Wednesday 20 March 2013

The Story of Yi, Part 1.



This story was ignored by the people whose jobs it was to notice.

Yi was three years old when she took a blow to the face – the belt buckle was sharp, hard, and brought down with such viciousness that the resulting bruise would never fade. The blood vessels had been burst, damaged beyond repair, and her vision through her right eye was never quite the same.

Had she not been living in a one-bedroom apartment with a brother and sister – which one was her biological parent, she would never find out – perhaps someone would have taken her into custody. Her aunt, or mother, was primarily charged with her care, and the resentment was prominent in her treatment of the child.

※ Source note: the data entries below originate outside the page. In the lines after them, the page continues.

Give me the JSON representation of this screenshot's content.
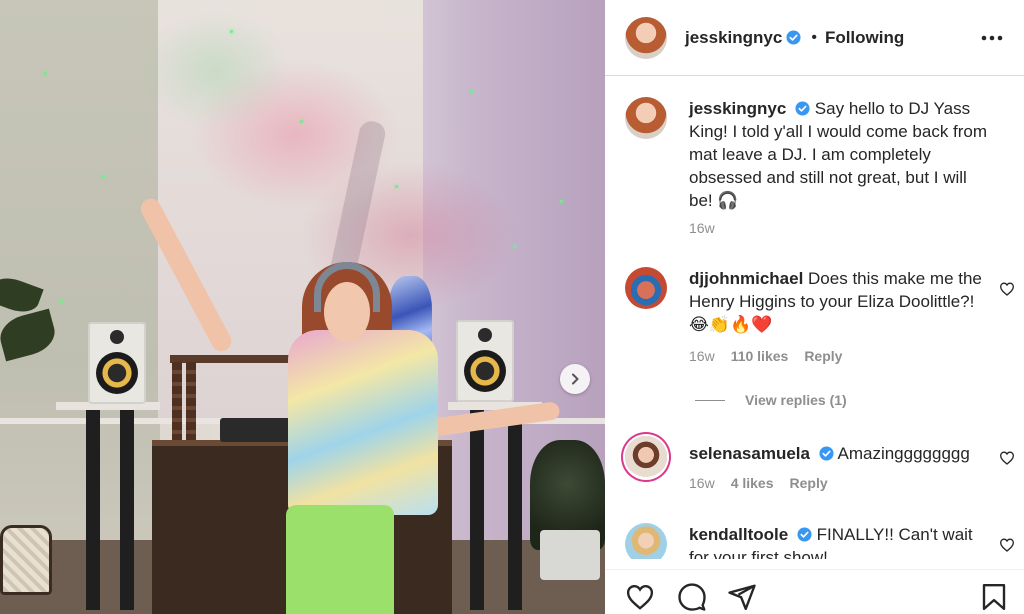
{
  "post": {
    "username": "jesskingnyc",
    "follow_state": "Following",
    "caption": "Say hello to DJ Yass King! I told y'all I would come back from mat leave a DJ. I am completely obsessed and still not great, but I will be! 🎧",
    "age": "16w"
  },
  "comments": [
    {
      "username": "djjohnmichael",
      "text": "Does this make me the Henry Higgins to your Eliza Doolittle?! 😂👏🔥❤️",
      "age": "16w",
      "likes": "110 likes",
      "reply": "Reply",
      "view_replies": "View replies (1)"
    },
    {
      "username": "selenasamuela",
      "text": "Amazingggggggg",
      "age": "16w",
      "likes": "4 likes",
      "reply": "Reply"
    },
    {
      "username": "kendalltoole",
      "text": "FINALLY!! Can't wait for your first show!"
    }
  ],
  "colors": {
    "verified": "#3897f0",
    "text": "#262626",
    "muted": "#8e8e8e",
    "divider": "#dbdbdb"
  },
  "icons": {
    "more": "more-options-icon",
    "next": "chevron-right-icon",
    "like": "heart-icon",
    "comment": "comment-icon",
    "share": "paper-plane-icon",
    "save": "bookmark-icon",
    "verified": "verified-badge-icon"
  }
}
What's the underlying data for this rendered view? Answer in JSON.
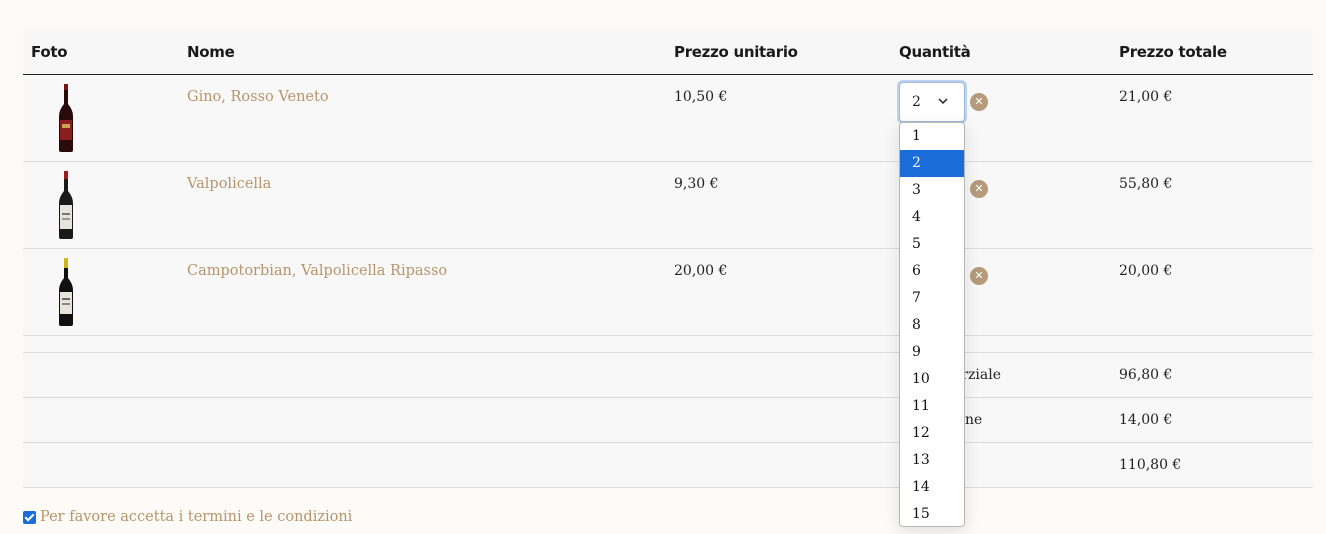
{
  "table": {
    "headers": {
      "foto": "Foto",
      "nome": "Nome",
      "prezzo_unitario": "Prezzo unitario",
      "quantita": "Quantità",
      "prezzo_totale": "Prezzo totale"
    },
    "items": [
      {
        "name": "Gino, Rosso Veneto",
        "unit_price": "10,50 €",
        "quantity": "2",
        "total": "21,00 €",
        "label_color": "#8a1d1d",
        "capsule_color": "#7a1010"
      },
      {
        "name": "Valpolicella",
        "unit_price": "9,30 €",
        "quantity": "",
        "total": "55,80 €",
        "label_color": "#e8e4dc",
        "capsule_color": "#a01818"
      },
      {
        "name": "Campotorbian, Valpolicella Ripasso",
        "unit_price": "20,00 €",
        "quantity": "",
        "total": "20,00 €",
        "label_color": "#e8e4dc",
        "capsule_color": "#d4b21a"
      }
    ],
    "summary": [
      {
        "label": "arziale",
        "value": "96,80 €"
      },
      {
        "label": "ne",
        "value": "14,00 €"
      },
      {
        "label": "",
        "value": "110,80 €"
      }
    ]
  },
  "dropdown": {
    "options": [
      "1",
      "2",
      "3",
      "4",
      "5",
      "6",
      "7",
      "8",
      "9",
      "10",
      "11",
      "12",
      "13",
      "14",
      "15"
    ],
    "selected": "2"
  },
  "terms": {
    "label": "Per favore accetta i termini e le condizioni",
    "checked": true
  },
  "colors": {
    "accent_link": "#b7946a",
    "select_blue": "#1a6cd8",
    "remove_icon": "#b59a7b"
  }
}
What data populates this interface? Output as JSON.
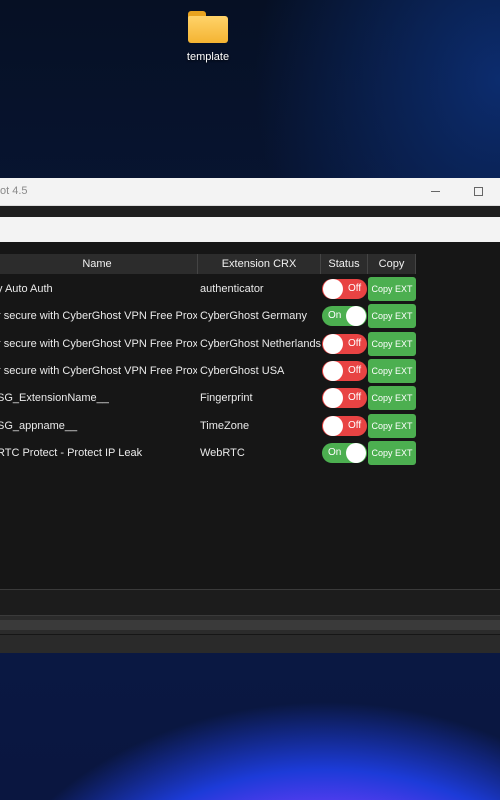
{
  "desktop": {
    "icon_label": "template",
    "icon": "folder-icon"
  },
  "window": {
    "title": "ot 4.5",
    "minimize_icon": "minimize-icon",
    "maximize_icon": "maximize-icon",
    "input_value": ""
  },
  "table": {
    "headers": {
      "name": "Name",
      "ext": "Extension CRX",
      "status": "Status",
      "copy": "Copy"
    },
    "rows": [
      {
        "name": "y Auto Auth",
        "ext": "authenticator",
        "status": "Off",
        "copy": "Copy EXT"
      },
      {
        "name": "r secure with CyberGhost VPN Free Proxy",
        "ext": "CyberGhost Germany",
        "status": "On",
        "copy": "Copy EXT"
      },
      {
        "name": "r secure with CyberGhost VPN Free Proxy",
        "ext": "CyberGhost Netherlands",
        "status": "Off",
        "copy": "Copy EXT"
      },
      {
        "name": "r secure with CyberGhost VPN Free Proxy",
        "ext": "CyberGhost USA",
        "status": "Off",
        "copy": "Copy EXT"
      },
      {
        "name": "SG_ExtensionName__",
        "ext": "Fingerprint",
        "status": "Off",
        "copy": "Copy EXT"
      },
      {
        "name": "SG_appname__",
        "ext": "TimeZone",
        "status": "Off",
        "copy": "Copy EXT"
      },
      {
        "name": "RTC Protect - Protect IP Leak",
        "ext": "WebRTC",
        "status": "On",
        "copy": "Copy EXT"
      }
    ]
  },
  "colors": {
    "toggle_off": "#e84343",
    "toggle_on": "#4caf50",
    "copy_button": "#4caf50"
  }
}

It was tense, and Yi learned to take in the atmosphere before she even learned to read or right. A drug deal that had gone south meant that a flogging was unavoidable; her father, or uncle, favoured fists and open-handed smacks, while the woman liked to have something in hand that could cut Yi’s child-soft flesh.

She had to sleep on the living room couch, and her clothes were heaped in a corner. She had to be quick, when dressing herself; there was no privacy, and the doors were very rarely locked, for business reasons. People sometimes walked right in when she was half-undressed, hardly announcing their presence, and Yi would inadvertently alert every apartment down the hall that they had visitors with a surprised shriek.

The two adults didn’t bring in much income, and had they cared, they would have found out that Yi could have been enrolled in school for free. As it was, they took it upon themselves to teach her the skills they decided were most valuable.

She knew her math well. Monetary values were important; milligrams to grams, and the delicate chemical balance of those measurements, were important too. Yi’s reading came along more slowly; she only really needed to recognize the basic characters that formed client names.

Once she was old enough – the adults decided that age was ten years old – they included other aspects to her home-schooling. Where the tendons on a human body are, and where they can be slashed to incapacitate. How deeply to cut, to keep someone from bleeding out. A dead man couldn’t pay, the man cautioned. A living one could go to the police, the woman warned.

That would incite screaming matches between the two, but on a few things, they agreed. The police were not there to serve and protect. They would not protect Yi; the law was a selfish construct, and ‘right’ and ‘wrong’ fell firmly within shades of grey that the selfish brutes of the police force refused to understand. They were small-minded, sometimes cruel.

Right meant protecting family from jail. Family meant love, no matter how they screamed, how they hit her…

And love was always right. Survival was always right.